I’ve never been a fan of the bipartisan politics in the United States. After learning about how most other countries elect politicians, I’ve never understood why we choose to limit ourselves. That being said, I’ve always struggled to identify with a party.
Both of my parents are 100% Republicans, which is not surprising, especially coming from a rural town and being white, middle class. I wouldn’t say they’re particularly traditional by any means, but I do have a strong memory of supporting conservative politics.
It was probably early high school when I started to form my own opinions on the world. After being confirmed at the end of 8th grade, my mom granted us permission to continuing going to church or not. I had known for awhile that I was not at all religious, so that was when I started really questioning ~life~
I distinctly remember pondering why anyone wouldn’t be a “conservative.” I internally rationalized that like natural selection and evolution, changes can only occur slowly over time. You can’t be radical and expect you’re going to change the world!
Oh, sweet, naive, baby Mary. You keep me humble.
I never believed in being liberal or progressive until I realized that change was possible through words and action.
Even though I was a writer in high school, editor of the school newspaper and a freelance contributor for a local newspaper, I still didn’t think I had a voice. I was the shy, awkward girl talking in a corner with hushed tones to whoever wanted to listen, but I didn’t want to bother anyone.

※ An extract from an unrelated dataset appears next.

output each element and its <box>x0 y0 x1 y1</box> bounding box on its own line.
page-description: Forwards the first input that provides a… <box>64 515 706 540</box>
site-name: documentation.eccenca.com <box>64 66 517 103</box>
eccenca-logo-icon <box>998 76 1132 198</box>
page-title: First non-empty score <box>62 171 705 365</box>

My first two years of college, my self-confidence was at an all-time low, and I wasn’t even writing at all. When I began writing again after my junior year, it took a long time for me to find my voice. I didn’t want to disturb anyone with my thoughts, and I definitely didn’t want anyone to judge me for thinking outside of the box.

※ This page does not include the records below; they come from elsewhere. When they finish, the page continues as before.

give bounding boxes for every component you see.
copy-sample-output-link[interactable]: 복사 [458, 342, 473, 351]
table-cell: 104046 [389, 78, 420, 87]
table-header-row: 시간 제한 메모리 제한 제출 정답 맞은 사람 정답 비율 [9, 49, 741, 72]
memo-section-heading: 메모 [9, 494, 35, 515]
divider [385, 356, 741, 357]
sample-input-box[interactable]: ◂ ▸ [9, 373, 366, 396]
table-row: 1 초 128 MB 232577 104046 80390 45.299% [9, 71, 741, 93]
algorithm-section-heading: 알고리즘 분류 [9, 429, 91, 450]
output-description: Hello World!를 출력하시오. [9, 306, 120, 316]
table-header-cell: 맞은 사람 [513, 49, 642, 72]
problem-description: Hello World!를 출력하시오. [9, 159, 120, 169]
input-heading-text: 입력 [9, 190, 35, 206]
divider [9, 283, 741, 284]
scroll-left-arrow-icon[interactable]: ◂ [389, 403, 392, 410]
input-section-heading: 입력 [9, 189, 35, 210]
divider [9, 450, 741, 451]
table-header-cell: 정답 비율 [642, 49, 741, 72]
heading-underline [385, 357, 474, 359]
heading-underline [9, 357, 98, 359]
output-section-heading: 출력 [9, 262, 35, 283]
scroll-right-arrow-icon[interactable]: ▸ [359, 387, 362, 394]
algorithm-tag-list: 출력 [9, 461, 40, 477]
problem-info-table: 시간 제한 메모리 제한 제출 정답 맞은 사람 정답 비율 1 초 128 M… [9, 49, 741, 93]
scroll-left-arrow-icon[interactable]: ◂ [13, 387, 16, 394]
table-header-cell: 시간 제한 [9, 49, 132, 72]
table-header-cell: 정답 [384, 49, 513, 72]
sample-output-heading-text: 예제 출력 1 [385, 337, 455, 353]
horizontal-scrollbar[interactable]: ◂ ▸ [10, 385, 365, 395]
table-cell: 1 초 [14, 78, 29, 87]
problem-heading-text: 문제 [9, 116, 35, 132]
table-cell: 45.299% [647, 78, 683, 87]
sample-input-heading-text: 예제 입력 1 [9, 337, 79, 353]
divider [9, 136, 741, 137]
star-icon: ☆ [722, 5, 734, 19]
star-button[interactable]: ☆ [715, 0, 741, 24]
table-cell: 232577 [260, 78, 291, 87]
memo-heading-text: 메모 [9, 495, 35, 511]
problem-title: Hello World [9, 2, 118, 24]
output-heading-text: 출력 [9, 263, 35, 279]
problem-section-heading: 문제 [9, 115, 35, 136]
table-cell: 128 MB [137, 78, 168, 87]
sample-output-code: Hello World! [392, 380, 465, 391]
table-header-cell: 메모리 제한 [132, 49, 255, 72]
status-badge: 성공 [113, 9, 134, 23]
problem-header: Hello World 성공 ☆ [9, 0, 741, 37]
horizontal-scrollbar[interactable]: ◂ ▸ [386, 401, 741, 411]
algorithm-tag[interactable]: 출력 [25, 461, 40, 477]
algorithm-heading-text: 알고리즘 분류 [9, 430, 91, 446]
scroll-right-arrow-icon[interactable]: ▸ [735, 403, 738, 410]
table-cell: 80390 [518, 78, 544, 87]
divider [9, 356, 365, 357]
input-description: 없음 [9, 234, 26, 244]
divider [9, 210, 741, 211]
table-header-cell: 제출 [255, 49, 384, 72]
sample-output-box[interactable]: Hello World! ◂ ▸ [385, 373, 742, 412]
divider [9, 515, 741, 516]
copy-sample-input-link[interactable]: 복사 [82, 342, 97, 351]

The more I wrote, the more feedback I received. CHAARG girls from around the country that I had never met before told me that they loved my posts and that I was such an inspiration to them. By sharing my journey with disordered eating, I realized I was changing people’s lives and how they approached health and fitness. I had found my voice.
Once I branched out from writing about fitness and health, I began to realize I could empower strangers through simple blog posts. It wasn’t about “sticking it to the man” or whatever false feminist jargon people like to mock. I was writing to educate women to explore opportunities that would empower them. Maybe I couldn’t change the world, but I could change lives.
By participating in marches and protests, I saw people collaborate and unite against causes greater than their own personal lives. I began to see what changes are possible if you don’t limit yourself, and now I can visualize the future through progression.
I don’t consider myself radical by any means. I have more left-wing beliefs and liberal tendencies, but if you forced me in a box, I would identify with moderate. I have an open-mind for all stances, but that doesn’t mean I don’t roll my eyes at the excessive extremists on both sides.
If I didn’t live in a big city, I wouldn’t be able to witness so much diversity and change firsthand. I have broadened my perspectives, but I definitely still play devil’s advocate in most discussions regarding urban vs. rural. I get defensive when people bash small towns — only I can make fun of my hometown!
Remember, you don’t have to change the world to change lives. If you’re living your best life, empathizing with others and thinking critically, anything is possible. Be the change you wish to see in the world.